BIONE_MATHEUS HÁVILA

Furtiva é o nome do primeiro livro da poeta Bione, que estreia como escritora no próximo sábado (16). Com edição da Castanha Mecânica, editora pernambucana independente, a publicação reúne poesias que falam sobre amor e revolução. Na programação do evento, que conta com o apoio da Aqualtune Produções, haverá récita de convidados e microfone aberto, além de projeções de BiaRritzzzz e participação especial da musicista Rebeca Giovana, a “Menina do Sax”, que percorre transportes coletivos com seu saxofone. O evento ocorre na sede do Inciti (Rua do Bom Jesus, 191, Recife Antigo) e é aberto ao público.

O lançamento faz parte do projeto Mostra de Publicações Independentes (MOPI), uma iniciativa da Castanha Mecânica para fomentar o mercado da literatura e aproximar as obras de escritores locais do grande público. Em seu primeiro livro, Bione, que representou Pernambuco no Campeonato Nacional de Poesia Falada, no final de 2018, se revela uma escritora com carreira promissora ao estrear no mercado editorial com apenas 15 anos de idade. Em Furtiva, a poeta, que começou a escrever aos 11, demonstra a percepção do olhar de uma menina atenta ao mundo em que vive.
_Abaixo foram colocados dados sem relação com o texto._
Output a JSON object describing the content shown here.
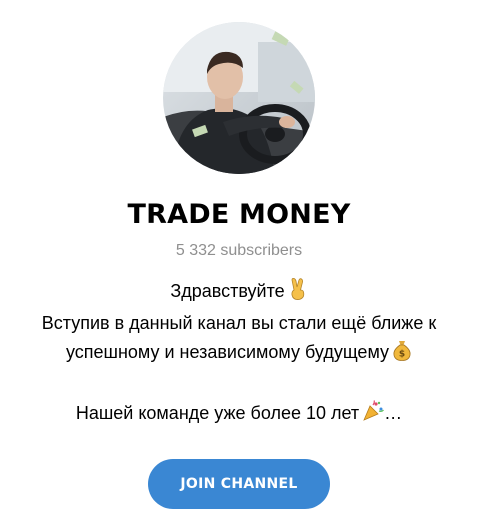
{
  "channel": {
    "title": "TRADE MONEY",
    "subscribers": "5 332 subscribers",
    "avatar_icon": "channel-avatar-photo"
  },
  "description": {
    "line1": "Здравствуйте",
    "line1_emoji": "victory-hand-icon",
    "line2": "Вступив в данный канал вы стали ещё ближе к",
    "line3": "успешному и независимому будущему",
    "line3_emoji": "money-bag-icon",
    "line4": "Нашей команде уже более 10 лет",
    "line4_emoji": "party-popper-icon",
    "line4_suffix": "…"
  },
  "actions": {
    "join_label": "JOIN CHANNEL"
  },
  "colors": {
    "accent": "#3a87d3",
    "subtitle": "#8f8f8f",
    "text": "#000000"
  }
}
A vivência numa comunidade da periferia recifense é a força motriz dos versos em que Bione deposita reflexões sobre temas que partem da individualidade para fazer ponte com questões sociais e políticos. Racismo, violência urbana, machismo e misoginia são assuntos constantes em suas linhas. Mas é sobre o amor, que ela se debruça eu seu primeiro livro. Sobre o amor vivido ocultamente, refém do preconceito. Furtiva, que tem origem na palavra “Furtivo” (que se faz a furto; discreto), liberta esse amor. “É um livro bem confessional, que passa por muitas das minhas vivências pessoais. Minha poesia sempre aborda temas políticos e eu considero que amar nesses tempos de hoje também é revolução, principalmente um amor que parece precisar do aval dos outros”, comenta Bione, que completa 16 anos no dia do lançamento.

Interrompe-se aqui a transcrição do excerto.